Why is the list of files and stat dates needed? Any change done by RPM
to add or remove a file from the directory, should cause the mtime for
the directory to be updated. It doesn't really matter what the change is
- it only matters that the change is detected.
The case for needing to check the files *in* the directory, would be a
concern about the modules keeping the same name, but being updated in
place. I'm doubtful that this ever occurs for real, as it would cause
breakage for running programs. Existing running programs would mmap() or
similar the binaries into memory, and cannot be updated in place.
Instead, the inode remains alive, and a new file is created with the
same name, to replace the old file, and once all file descriptors are
closed - the inode is deleted.
So, unless there is a hierarchical directory structure - I believe
checking the modules directory timestamp is near 100% accuracy for
whether modules were added, removed, or updated using "safe" deployment
practices either by RPM or "make install".
I wrote a small test program that checks mtime (also tried ctime) and it
only changes on the directory when files are added and deleted. There is no
change to either if a file in the directory has been updated. It would be
really convenient to check only the directory to see if its' contents have
changed but I'm not aware of how to do that other than with something like
inotify. Suggestions welcomed.
IIUC, Mark's point is that an RPM update won't replace the file in-placec.
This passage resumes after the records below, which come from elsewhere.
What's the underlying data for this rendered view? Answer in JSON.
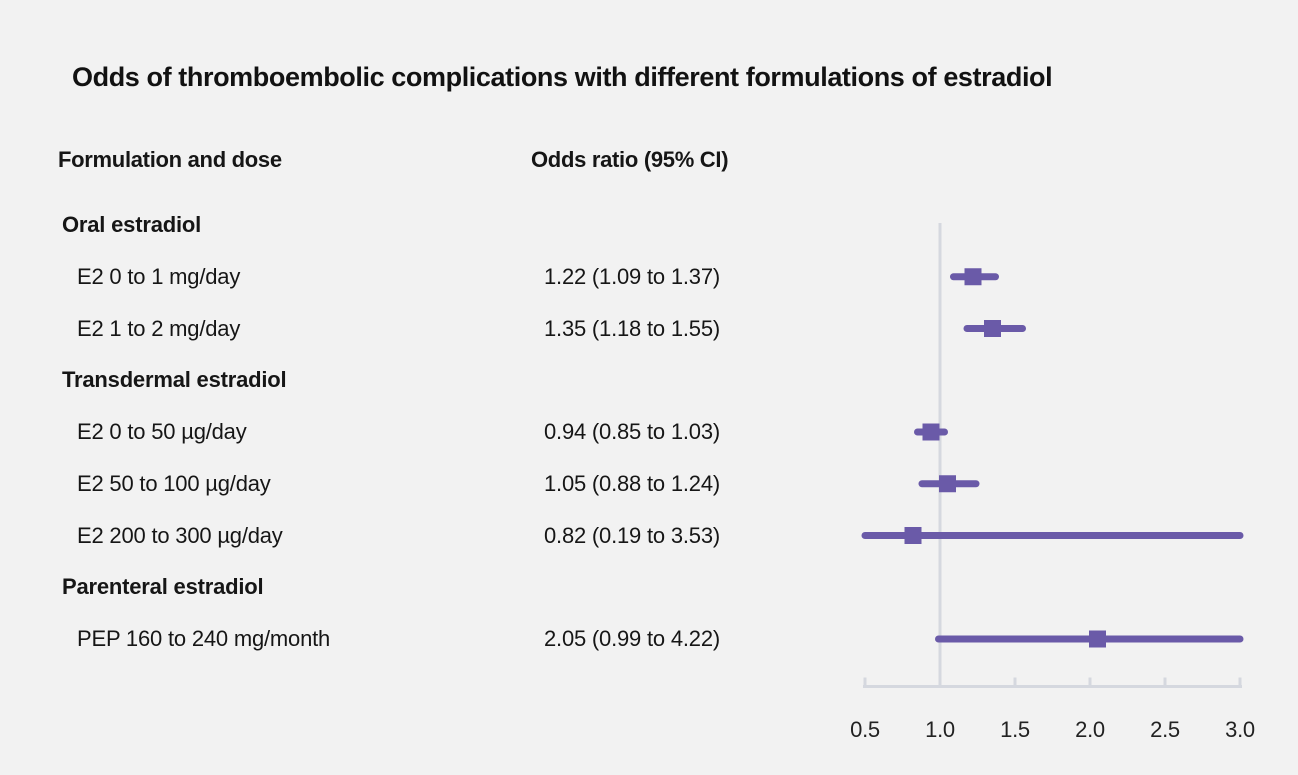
{
  "title": "Odds of thromboembolic complications with different formulations of estradiol",
  "columns": {
    "formulation": "Formulation and dose",
    "odds_ratio": "Odds ratio (95% CI)"
  },
  "colors": {
    "background": "#f2f2f2",
    "text": "#161616",
    "marker_purple": "#6a5aa8",
    "axis_gray": "#d5d8df"
  },
  "chart_data": {
    "type": "forest",
    "title": "Odds of thromboembolic complications with different formulations of estradiol",
    "xlim": [
      0.5,
      3.0
    ],
    "reference_line": 1.0,
    "x_tick_values": [
      0.5,
      1.0,
      1.5,
      2.0,
      2.5,
      3.0
    ],
    "x_tick_labels": [
      "0.5",
      "1.0",
      "1.5",
      "2.0",
      "2.5",
      "3.0"
    ],
    "legend": "none",
    "grid": "off",
    "rows": [
      {
        "label": "Oral estradiol",
        "group": true
      },
      {
        "label": "E2 0 to 1 mg/day",
        "value_text": "1.22 (1.09 to 1.37)",
        "or": 1.22,
        "ci_low": 1.09,
        "ci_high": 1.37
      },
      {
        "label": "E2 1 to 2 mg/day",
        "value_text": "1.35 (1.18 to 1.55)",
        "or": 1.35,
        "ci_low": 1.18,
        "ci_high": 1.55
      },
      {
        "label": "Transdermal estradiol",
        "group": true
      },
      {
        "label": "E2 0 to 50 µg/day",
        "value_text": "0.94 (0.85 to 1.03)",
        "or": 0.94,
        "ci_low": 0.85,
        "ci_high": 1.03
      },
      {
        "label": "E2 50 to 100 µg/day",
        "value_text": "1.05 (0.88 to 1.24)",
        "or": 1.05,
        "ci_low": 0.88,
        "ci_high": 1.24
      },
      {
        "label": "E2 200 to 300 µg/day",
        "value_text": "0.82 (0.19 to 3.53)",
        "or": 0.82,
        "ci_low": 0.19,
        "ci_high": 3.53
      },
      {
        "label": "Parenteral estradiol",
        "group": true
      },
      {
        "label": "PEP 160 to 240 mg/month",
        "value_text": "2.05 (0.99 to 4.22)",
        "or": 2.05,
        "ci_low": 0.99,
        "ci_high": 4.22
      }
    ]
  }
}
It will write out a new temporary file and then rename over the top of the
old file, which should trigger an update on the directory mtime.
Ah, right. I wasn't considering the behavior of package mangers. My simple test
of appending to an existing file doesn't simulate that. Indeed checking mtime on
the directory should work.
I can work on a patch, but one last question is the location of the directory?
It looks like qemu searches all over the place for modules: QEMU_MODULE_DIR env
var, CONFIG_QEMU_MODDIR, directory up from the executable location, directory of
executable location, var/run/qemu. I suppose downstreams will go with
CONFIG_QEMU_MODDIR for module location. Should libvirt have a config option to
specify the path, so downstream can coordinate that between the packages?